Marta saw that Sophie had a large empty sack over her shoulder, like a collapsed lung. She descended the stairs the way she’d come, the sack hanging loosely down her back. Marta waited until she heard the back door close. She went back into her room and hung up her robe. She cupped the candle flame with her hand and extinguished it with a short
huff
. Her bedsheets were cool, and she rubbed her feet together to warm them. She turned on her side and pulled the pillow over her head.

Only after she had been lying there for several minutes, her breath becoming more shallow, did it occur to her to wonder what Sophie had really been doing in the house. What exactly she had come back to retrieve.

Anneliese heard a rumour.

Or perhaps, she said, it was the truth. There was a young British stockbroker who was helping Czech children leave the country. On trains referred to as Kindertransports. “What do you say?” she asked her husband. “Could we consider sending Pepik?” On December 2 the Führer had spoken on the radio, announcing his intent to take Prague. But Pavel was firm. He had a job in Prague, and he wanted his son with him. Hitler or no Hitler, he said.

The departure for the capital was delayed, though, by a last-minute call from Herrick, the German in charge at Pavel’s factory. Pavel was summoned; he had no choice under Nazi rule but to go down and answer the man’s questions. When he returned home, Pavel said he could guess, based on the machinery that had been removed and on the industrial-size grey metal tubes stacked in the foyer, that the place was being converted into a munitions factory. Perhaps to supply the Skoda works. They had wanted to ask him about the bookkeeping, which was a complex system he had started in order to accommodate the jute cartel. His presence was required over the course of several days. The sixth of December, Saint Nicholas Day, found the Bauers eating their last supper in the house before their move.

They were in the middle of the
varenyky
, Marta’s first attempt at dumplings stuffed with beef and herbs—they had turned out rather poorly, she thought—when the doorbell rang. Pavel put down his silver cutlery. He cleared his throat and said, “Pepik, why don’t you get that?”

Pepik looked to Marta for confirmation. She nodded to show he should go.
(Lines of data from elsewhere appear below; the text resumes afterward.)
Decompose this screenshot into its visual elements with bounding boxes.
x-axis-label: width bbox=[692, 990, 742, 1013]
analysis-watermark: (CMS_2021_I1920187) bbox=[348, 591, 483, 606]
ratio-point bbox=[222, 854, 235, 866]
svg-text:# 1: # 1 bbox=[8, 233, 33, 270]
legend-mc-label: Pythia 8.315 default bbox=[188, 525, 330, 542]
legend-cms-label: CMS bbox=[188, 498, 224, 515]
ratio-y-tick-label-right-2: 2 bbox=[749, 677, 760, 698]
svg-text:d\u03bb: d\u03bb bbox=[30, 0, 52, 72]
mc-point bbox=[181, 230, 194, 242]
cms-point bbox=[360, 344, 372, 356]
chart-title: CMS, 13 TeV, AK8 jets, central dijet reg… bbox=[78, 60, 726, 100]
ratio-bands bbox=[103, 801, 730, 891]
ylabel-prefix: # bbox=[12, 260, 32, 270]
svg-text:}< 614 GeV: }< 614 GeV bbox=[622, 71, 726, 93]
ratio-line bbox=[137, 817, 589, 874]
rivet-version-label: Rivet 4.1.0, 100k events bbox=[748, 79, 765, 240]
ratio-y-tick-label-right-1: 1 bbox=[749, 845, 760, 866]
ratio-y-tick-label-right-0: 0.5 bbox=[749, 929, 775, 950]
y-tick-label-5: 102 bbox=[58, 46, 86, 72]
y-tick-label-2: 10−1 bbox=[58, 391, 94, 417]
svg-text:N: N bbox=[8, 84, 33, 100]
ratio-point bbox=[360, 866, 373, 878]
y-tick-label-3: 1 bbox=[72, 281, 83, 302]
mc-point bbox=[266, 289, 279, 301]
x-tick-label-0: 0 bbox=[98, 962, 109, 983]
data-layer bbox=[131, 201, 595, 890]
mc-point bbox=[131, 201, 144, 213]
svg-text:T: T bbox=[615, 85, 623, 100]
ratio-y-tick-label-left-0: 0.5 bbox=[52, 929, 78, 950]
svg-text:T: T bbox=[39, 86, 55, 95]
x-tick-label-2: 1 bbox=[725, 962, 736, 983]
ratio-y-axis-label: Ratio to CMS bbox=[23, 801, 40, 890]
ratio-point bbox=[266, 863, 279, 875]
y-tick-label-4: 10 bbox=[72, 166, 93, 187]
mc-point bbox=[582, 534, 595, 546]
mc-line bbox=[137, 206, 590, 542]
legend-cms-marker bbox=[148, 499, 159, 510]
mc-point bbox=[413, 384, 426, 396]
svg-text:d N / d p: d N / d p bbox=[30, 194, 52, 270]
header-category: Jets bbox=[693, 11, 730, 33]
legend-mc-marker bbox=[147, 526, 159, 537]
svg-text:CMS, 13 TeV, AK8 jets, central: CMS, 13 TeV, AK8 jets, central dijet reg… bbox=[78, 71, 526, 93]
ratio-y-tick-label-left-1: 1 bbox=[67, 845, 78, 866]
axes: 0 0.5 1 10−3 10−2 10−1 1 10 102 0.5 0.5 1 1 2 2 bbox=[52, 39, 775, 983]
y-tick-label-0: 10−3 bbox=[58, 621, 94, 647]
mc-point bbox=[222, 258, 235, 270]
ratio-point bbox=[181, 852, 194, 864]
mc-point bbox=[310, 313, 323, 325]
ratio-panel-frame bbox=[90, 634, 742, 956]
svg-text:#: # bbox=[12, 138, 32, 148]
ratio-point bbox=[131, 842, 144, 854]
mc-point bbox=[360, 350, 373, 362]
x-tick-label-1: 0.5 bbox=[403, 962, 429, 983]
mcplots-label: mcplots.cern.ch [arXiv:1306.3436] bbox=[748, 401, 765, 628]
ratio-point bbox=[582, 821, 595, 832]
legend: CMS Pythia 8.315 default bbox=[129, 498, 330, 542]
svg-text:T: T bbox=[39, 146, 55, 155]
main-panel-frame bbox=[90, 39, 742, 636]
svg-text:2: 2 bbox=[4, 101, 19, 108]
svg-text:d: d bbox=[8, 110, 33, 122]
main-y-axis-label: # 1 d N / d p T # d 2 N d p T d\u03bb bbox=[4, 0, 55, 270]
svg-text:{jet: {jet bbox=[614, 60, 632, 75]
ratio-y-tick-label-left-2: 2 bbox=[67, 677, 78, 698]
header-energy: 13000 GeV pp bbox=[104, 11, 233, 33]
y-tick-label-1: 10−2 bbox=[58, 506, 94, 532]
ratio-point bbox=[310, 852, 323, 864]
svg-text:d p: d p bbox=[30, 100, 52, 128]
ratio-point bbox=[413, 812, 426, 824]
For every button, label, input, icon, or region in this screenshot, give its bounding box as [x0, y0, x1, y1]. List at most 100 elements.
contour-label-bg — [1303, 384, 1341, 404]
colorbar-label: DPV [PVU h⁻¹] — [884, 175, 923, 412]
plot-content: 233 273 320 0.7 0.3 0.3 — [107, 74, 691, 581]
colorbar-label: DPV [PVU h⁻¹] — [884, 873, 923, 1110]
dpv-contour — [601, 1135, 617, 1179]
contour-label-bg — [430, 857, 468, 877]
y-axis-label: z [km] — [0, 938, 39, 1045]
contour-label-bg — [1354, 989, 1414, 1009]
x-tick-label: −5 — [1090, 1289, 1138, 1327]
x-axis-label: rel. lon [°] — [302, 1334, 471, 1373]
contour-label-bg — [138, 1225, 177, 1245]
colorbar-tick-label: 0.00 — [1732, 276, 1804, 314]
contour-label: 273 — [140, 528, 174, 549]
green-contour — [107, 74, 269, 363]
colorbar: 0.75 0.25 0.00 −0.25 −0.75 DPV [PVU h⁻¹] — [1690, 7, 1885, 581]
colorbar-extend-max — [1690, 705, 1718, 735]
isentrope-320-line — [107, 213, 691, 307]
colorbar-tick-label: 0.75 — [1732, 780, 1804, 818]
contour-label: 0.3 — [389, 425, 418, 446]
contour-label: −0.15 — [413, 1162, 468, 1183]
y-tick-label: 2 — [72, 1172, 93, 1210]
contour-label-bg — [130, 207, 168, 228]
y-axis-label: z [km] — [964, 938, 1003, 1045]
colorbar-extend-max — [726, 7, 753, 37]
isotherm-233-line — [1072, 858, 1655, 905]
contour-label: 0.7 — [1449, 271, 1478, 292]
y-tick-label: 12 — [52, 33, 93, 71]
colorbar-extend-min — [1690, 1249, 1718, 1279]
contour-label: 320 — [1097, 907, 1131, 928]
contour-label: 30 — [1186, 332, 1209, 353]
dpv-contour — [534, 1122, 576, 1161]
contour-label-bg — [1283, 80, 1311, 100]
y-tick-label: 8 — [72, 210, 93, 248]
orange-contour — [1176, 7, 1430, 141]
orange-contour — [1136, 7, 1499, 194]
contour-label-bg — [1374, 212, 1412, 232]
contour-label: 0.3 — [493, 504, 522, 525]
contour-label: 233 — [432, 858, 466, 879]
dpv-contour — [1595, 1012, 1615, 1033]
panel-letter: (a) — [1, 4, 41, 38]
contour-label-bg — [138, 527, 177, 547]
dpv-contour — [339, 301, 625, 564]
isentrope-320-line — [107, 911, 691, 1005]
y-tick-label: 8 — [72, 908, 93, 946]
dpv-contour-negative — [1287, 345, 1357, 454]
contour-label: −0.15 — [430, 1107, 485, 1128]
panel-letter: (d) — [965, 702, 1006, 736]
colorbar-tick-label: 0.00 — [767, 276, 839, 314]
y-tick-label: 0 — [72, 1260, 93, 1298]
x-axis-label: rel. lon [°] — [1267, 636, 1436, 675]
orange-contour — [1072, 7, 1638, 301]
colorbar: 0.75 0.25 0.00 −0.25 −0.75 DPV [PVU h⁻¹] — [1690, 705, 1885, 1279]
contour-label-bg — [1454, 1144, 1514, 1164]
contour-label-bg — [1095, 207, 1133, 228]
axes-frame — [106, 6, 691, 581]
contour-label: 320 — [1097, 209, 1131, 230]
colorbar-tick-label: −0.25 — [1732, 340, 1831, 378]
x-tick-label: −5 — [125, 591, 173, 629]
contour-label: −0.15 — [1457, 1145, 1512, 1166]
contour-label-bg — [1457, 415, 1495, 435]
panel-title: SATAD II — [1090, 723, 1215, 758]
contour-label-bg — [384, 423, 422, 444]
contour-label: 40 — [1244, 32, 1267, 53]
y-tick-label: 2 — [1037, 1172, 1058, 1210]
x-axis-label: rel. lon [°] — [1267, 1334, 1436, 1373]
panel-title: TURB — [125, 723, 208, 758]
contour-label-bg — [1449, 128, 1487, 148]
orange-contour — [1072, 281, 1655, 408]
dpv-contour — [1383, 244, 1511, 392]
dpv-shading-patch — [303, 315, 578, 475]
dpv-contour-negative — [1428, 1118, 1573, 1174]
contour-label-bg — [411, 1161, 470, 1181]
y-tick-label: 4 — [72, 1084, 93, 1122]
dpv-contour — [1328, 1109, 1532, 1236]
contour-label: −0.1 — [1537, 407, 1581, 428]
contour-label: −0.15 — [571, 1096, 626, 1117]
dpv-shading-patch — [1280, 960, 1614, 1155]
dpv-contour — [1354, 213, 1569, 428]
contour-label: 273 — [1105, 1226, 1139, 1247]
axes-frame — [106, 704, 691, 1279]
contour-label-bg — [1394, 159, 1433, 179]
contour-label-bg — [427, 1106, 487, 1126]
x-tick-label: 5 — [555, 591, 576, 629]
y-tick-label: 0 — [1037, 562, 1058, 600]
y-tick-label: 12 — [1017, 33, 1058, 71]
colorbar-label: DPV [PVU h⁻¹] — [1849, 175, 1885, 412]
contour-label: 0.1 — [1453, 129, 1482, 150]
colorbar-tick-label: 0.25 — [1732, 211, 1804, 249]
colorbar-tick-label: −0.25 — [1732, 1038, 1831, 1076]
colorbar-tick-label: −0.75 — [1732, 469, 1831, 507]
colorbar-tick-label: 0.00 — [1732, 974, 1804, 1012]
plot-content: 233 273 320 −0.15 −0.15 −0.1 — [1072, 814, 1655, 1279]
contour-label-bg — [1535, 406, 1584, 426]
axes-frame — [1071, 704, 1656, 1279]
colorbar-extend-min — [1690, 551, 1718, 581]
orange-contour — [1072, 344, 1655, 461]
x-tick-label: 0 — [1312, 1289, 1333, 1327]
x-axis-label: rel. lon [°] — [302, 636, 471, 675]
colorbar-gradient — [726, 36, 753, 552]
He went into the hall and they could hear him struggling with the heavy handle. Pavel and Anneliese were looking at each other, little smiles of anticipation on their faces.

“Do you need some help?” Marta called. But the door was pushed in from the outside and Pepik gave a little squeal.

“Who is it?” Anneliese called out innocently.

A booming voice: “It’s Saint Nicholas!”

Pepik leapt into the dining room. He made a face like Henry in the comic book his great-uncle had sent from America: mouth wide open, hands on his cheeks but no sound. Then he stuck his head back out into the hall to make sure Saint Nick had not disappeared.